Effects of dimethyl ether addition on soot formation, evolution and characteristics in flame-wall interactions

In this study, the detailed effects of different levels of DME addition on soot formation, evolution and characteristics in flame-wall interactions are studied to improve the energy efficiency and develop soot reduction strategies. A quartz plate which is cooled by the circulating water is uprightly installed above the ethylene jet diffusion flames to generate the flame-wall interactions. The impinging flame propagates along the surface and a series of soot rings are formed. Soot particles from different regions which represent various combustion stages are sampled and analyzed. The nanostructure of soot is acquired by the high resolution transmission electron spectroscopy (HRTEM). The results of Raman spectroscopy reflect the soot graphitization degree and verify the HRTEM findings. The thermogravimetric analyzer (TGA) is adopted to evaluate the oxidation reactivity of soot particles. The results show that the flame impingement exhibits a significant impact on soot evolution and characteristics. The addition of DME performs well in suppressing soot formation and promoting energy efficiency. The addition of 20% DME suppresses the production of soot particles from post-impingement regions and promotes the oxidation reactivity.
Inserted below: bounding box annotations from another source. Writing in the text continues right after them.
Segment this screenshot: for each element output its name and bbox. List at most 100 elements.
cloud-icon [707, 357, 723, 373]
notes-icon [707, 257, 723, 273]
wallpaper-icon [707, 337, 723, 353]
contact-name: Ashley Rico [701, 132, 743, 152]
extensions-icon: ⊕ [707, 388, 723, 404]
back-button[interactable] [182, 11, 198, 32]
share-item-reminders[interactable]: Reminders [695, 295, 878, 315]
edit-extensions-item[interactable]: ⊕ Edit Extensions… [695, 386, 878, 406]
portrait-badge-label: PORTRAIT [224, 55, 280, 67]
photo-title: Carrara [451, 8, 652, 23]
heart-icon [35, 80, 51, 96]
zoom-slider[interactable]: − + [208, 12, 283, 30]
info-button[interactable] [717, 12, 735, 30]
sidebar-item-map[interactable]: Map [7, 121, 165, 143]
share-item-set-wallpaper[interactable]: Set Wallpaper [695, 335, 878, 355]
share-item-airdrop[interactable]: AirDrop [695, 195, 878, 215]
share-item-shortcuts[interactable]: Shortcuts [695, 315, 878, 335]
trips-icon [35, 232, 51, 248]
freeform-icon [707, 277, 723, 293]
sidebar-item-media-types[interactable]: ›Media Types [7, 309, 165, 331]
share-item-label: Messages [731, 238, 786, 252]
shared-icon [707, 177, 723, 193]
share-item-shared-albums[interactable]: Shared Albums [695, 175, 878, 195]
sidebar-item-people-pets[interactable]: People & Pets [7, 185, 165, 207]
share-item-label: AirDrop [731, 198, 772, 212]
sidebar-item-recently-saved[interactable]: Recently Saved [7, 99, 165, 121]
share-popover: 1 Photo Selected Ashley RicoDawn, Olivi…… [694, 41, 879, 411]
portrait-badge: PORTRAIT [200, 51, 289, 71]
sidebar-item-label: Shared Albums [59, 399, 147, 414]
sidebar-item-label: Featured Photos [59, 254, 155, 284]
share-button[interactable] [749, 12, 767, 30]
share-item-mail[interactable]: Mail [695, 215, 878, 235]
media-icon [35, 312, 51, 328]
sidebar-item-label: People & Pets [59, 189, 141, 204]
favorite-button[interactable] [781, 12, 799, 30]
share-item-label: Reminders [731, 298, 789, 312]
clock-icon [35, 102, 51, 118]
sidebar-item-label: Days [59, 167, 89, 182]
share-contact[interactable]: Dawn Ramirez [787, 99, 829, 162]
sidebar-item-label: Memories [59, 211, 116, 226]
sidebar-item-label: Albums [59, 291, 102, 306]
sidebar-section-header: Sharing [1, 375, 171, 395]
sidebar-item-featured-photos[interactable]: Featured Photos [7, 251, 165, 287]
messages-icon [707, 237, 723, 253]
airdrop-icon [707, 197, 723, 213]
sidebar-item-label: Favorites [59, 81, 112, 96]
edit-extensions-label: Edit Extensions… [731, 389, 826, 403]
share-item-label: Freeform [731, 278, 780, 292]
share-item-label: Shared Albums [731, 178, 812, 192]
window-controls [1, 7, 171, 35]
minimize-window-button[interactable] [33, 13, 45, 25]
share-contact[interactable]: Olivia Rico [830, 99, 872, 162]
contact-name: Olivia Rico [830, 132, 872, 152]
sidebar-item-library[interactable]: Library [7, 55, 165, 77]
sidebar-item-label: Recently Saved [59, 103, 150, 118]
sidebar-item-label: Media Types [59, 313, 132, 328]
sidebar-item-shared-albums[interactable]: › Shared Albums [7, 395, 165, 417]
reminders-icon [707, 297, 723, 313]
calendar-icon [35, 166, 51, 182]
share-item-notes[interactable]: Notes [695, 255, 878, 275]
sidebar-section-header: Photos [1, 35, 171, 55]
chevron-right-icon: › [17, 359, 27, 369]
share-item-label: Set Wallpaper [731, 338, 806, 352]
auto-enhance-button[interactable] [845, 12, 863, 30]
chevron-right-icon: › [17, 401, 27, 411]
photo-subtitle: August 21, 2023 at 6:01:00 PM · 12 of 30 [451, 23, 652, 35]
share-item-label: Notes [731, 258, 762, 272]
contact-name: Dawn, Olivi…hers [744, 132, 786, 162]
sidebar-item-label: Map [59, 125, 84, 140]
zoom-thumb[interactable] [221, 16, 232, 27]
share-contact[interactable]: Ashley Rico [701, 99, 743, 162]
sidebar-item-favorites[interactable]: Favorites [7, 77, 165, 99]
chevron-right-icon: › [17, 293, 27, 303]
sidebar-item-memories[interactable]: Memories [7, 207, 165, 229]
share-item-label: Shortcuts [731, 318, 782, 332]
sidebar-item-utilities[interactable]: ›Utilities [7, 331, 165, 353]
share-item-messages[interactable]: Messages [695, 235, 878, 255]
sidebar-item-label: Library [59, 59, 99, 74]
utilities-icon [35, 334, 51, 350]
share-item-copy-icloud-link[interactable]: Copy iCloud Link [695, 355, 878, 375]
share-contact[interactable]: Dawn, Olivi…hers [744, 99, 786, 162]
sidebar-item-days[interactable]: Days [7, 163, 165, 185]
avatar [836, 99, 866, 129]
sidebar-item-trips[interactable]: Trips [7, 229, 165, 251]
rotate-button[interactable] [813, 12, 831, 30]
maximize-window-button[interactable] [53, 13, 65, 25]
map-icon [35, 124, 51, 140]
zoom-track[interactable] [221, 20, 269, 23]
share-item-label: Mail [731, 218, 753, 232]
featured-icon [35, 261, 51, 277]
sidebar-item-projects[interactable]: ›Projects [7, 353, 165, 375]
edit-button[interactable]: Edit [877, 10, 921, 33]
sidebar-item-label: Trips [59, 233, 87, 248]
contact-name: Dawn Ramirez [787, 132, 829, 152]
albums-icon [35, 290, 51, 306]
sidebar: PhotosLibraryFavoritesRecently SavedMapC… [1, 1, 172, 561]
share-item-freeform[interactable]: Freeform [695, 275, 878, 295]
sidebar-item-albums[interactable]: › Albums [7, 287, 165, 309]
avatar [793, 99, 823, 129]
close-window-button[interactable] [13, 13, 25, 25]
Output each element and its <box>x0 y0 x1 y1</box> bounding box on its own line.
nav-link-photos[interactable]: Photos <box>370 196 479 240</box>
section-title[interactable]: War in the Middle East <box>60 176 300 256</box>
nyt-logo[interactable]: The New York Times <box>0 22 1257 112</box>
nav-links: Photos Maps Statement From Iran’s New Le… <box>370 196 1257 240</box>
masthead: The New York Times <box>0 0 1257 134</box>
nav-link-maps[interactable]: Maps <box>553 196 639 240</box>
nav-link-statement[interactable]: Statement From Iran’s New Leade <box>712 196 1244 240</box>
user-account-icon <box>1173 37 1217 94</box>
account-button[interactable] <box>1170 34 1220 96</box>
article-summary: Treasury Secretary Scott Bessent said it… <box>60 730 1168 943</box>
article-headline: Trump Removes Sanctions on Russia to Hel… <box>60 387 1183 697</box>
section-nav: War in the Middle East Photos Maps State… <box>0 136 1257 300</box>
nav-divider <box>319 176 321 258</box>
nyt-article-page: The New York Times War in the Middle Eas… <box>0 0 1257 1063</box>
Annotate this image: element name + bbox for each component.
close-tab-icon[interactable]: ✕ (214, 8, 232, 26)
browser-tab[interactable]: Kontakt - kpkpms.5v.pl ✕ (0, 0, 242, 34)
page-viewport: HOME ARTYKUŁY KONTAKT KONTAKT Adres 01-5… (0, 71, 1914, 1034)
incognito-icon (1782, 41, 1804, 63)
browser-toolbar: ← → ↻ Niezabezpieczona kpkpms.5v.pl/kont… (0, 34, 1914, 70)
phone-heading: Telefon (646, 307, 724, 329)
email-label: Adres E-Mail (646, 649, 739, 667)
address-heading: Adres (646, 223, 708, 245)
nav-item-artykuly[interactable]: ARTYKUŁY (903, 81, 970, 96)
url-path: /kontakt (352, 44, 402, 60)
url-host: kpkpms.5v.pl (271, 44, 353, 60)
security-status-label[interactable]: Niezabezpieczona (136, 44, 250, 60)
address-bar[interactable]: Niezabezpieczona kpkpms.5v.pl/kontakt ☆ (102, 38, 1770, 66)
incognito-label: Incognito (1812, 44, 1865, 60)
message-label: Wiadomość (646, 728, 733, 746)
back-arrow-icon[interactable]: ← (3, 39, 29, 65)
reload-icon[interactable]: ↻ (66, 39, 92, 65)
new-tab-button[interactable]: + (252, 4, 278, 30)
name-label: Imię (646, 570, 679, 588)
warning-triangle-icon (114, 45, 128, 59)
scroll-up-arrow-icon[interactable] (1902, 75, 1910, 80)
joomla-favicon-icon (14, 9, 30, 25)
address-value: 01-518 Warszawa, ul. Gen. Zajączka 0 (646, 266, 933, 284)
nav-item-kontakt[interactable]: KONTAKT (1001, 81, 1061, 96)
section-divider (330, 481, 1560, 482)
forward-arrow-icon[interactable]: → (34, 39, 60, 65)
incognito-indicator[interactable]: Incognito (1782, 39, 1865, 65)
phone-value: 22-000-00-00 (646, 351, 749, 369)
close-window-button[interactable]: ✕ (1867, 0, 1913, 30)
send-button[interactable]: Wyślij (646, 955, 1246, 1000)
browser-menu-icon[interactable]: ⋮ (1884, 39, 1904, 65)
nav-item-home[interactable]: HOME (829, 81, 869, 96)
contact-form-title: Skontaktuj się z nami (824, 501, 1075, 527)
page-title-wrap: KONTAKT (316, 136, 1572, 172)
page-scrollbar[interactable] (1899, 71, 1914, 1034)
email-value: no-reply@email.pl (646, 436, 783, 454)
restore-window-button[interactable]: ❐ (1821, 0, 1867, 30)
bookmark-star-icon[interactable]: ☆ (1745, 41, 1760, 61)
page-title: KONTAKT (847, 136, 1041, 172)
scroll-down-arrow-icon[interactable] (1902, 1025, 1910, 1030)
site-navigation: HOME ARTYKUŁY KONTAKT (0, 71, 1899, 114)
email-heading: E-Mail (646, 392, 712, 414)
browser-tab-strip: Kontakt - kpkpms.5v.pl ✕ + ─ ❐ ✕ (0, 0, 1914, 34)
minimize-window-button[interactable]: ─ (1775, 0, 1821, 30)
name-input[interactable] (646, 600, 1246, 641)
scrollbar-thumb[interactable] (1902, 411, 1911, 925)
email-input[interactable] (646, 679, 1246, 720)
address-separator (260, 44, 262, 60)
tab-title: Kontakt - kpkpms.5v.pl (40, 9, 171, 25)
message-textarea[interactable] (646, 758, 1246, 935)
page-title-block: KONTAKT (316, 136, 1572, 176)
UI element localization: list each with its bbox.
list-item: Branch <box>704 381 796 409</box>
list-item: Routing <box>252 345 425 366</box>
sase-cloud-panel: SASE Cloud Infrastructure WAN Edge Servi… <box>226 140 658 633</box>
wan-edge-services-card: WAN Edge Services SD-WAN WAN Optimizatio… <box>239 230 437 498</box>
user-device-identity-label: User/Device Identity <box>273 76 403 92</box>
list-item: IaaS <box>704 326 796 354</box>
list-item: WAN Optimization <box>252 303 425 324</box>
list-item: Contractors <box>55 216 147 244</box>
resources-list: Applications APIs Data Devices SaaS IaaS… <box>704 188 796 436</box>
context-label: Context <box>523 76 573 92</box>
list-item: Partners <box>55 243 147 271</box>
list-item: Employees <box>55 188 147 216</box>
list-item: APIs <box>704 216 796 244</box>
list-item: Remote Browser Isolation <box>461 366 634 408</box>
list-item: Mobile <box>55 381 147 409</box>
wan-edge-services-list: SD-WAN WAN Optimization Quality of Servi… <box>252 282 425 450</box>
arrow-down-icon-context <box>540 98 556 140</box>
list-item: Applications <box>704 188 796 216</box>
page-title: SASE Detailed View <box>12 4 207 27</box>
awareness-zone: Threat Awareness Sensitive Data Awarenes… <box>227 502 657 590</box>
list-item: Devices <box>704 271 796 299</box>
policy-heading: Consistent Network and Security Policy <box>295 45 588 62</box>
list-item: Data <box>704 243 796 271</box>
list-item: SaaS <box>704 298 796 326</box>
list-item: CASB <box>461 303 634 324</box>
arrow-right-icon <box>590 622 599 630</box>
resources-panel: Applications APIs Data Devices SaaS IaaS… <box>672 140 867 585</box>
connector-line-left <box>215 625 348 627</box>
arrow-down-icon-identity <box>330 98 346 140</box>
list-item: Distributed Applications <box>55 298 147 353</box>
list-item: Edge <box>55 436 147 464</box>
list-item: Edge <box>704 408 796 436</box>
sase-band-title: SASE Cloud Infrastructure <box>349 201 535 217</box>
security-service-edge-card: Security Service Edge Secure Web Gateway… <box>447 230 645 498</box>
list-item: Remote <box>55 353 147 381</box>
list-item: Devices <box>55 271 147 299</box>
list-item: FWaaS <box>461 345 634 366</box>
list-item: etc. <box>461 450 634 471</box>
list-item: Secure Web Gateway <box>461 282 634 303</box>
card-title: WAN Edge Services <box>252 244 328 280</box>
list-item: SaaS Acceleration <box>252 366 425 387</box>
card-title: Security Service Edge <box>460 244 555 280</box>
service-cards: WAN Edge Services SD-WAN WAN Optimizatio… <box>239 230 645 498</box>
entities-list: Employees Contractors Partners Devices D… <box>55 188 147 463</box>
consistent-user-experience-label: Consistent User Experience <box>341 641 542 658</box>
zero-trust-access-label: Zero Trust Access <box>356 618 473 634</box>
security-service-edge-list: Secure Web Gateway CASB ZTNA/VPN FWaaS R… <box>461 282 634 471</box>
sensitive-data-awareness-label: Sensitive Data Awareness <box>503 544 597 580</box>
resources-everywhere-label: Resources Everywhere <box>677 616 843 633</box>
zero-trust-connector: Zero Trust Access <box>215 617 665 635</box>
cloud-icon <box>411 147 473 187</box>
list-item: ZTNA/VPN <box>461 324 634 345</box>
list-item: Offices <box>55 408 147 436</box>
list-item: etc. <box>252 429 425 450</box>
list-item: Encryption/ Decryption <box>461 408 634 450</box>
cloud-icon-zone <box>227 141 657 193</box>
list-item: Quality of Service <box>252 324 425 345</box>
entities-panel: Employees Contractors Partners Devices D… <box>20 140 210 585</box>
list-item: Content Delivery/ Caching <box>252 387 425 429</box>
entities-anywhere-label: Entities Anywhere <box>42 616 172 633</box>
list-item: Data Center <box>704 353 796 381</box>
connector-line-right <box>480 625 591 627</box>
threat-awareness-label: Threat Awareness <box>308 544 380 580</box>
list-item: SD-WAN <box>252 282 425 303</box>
However, the promotion of soot formation and the reduction of oxidation reactivity are found in post-impingement regions with 5% DME addition. •Effects of DME addition on soot formation in flame-wall interactions were studied.•Soot at initially impingement region has amorphous structures.•Soot from out-flame region shows a typical core-shell nanostructure.•The reactivity of soot decreased with 5% DME addition.•Soot reactivity of post-impingement regions increased with 20% DME addition.